Au théâtre de l’Opprimé à Paris s’est joué le spectacle De nos frères blessés inspiré du roman éponyme de Joseph Andras.
Fernand Iveton a été exécuté en 1956 à la suite d’une tentative raté d’un attentat revendiquant l’Indépendance de l’Algérie. Les quatre jeunes comédiens du collectif Satori, mis en scène par Fabrice Henry nous racontent par discours rapportés l’événement et font sonner du verbe les phrases du roman. La démarche et ce désir de partager cette affaire avec le public est sincère. Une adresse simple et vraie nous inclus dans cette représentation et nous prenons part à l’histoire comme si nous y étions. À travers ces mots qui percent, qui sifflent et qui bousculent, chaque détail se savoure et ajoute une épaisseur au récit. La brutalité d’une arrestation, les sensations d’une torture au commissariat, les questionnements existentiels de Fernand dans sa cellule nous parviennent avec une objectivité crue et nous parle du tragique de ces actes dénués d’humanité.

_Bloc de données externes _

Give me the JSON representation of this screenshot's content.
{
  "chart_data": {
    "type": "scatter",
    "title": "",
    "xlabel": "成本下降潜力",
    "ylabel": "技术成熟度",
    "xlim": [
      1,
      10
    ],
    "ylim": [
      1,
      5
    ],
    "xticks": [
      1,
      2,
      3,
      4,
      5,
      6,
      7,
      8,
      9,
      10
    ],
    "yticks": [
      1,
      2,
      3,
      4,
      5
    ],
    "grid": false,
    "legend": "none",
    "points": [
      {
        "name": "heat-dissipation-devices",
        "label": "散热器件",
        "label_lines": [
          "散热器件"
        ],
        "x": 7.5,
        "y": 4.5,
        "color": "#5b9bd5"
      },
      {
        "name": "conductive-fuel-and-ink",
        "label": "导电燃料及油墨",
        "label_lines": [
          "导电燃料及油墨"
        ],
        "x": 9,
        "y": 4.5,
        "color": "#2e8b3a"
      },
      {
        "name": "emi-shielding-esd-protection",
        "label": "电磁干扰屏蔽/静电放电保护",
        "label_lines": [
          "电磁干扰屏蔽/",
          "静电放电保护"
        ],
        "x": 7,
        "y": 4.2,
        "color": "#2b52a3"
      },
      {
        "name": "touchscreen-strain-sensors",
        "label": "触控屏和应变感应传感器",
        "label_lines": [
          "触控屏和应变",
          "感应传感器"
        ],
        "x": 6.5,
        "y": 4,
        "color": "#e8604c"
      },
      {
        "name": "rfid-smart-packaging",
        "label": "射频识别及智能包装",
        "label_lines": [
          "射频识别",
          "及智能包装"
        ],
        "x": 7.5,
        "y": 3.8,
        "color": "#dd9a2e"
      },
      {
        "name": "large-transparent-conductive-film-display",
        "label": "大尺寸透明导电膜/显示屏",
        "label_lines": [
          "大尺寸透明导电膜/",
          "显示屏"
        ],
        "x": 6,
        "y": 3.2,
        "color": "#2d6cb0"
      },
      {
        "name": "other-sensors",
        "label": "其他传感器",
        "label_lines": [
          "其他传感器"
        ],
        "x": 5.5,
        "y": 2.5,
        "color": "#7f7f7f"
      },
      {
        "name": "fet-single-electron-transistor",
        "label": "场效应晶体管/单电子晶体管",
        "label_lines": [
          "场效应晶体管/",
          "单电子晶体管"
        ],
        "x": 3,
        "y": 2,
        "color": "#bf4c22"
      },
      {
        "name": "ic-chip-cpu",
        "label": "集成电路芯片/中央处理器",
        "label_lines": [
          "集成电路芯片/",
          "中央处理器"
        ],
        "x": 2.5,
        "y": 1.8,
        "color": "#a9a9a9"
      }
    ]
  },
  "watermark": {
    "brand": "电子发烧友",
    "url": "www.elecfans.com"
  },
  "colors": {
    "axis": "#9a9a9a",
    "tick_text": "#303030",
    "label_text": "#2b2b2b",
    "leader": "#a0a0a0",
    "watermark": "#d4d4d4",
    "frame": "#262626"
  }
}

Tout est brûlant dans la vie d’Iveton : autant son feu pour les idéaux du parti communiste français, que son cœur embrasé pour sa femme Hélène. Sans décor, sans fatras, quelques chaises, des projections de journaux aux titres des attentats, des images d’archives aux jaunes saturés, des bouts de papiers, des lettres d’adieux, la force du texte portée par le collectif suffit à elle-même tant et si bien que jouer dans le noir est une occasion de pencher nos oreilles pour apprécier ce qui se dit.
L’ensemble du spectacle est poignant et on reçoit les peines, la dignité, les souffrances, l’espoir, l’amour que porte Iveton dans ses viscères. Seulement, difficile de savoir si la justice a mal fait ou pas son travail, puisque nous entrons dans le contexte de la guerre d’Algérie que par la folie de cette tentative désespérée. Le texte a une couleur revendicatrice et élève en héros, cet homme resté inconnu des mémoires n’ayant reçu pour lui-même aucune gloire. Sa vie a été donné en sacrifice pour l’indépendance de l’Algérie, y a-t-il vraiment contribué ? Difficile de juger la légitimité de ses agissements puisque le spectacle n’apporte pas d’informations sur les tenants et aboutissants de ce conflit géo-politique, on est simplement pris de compassion.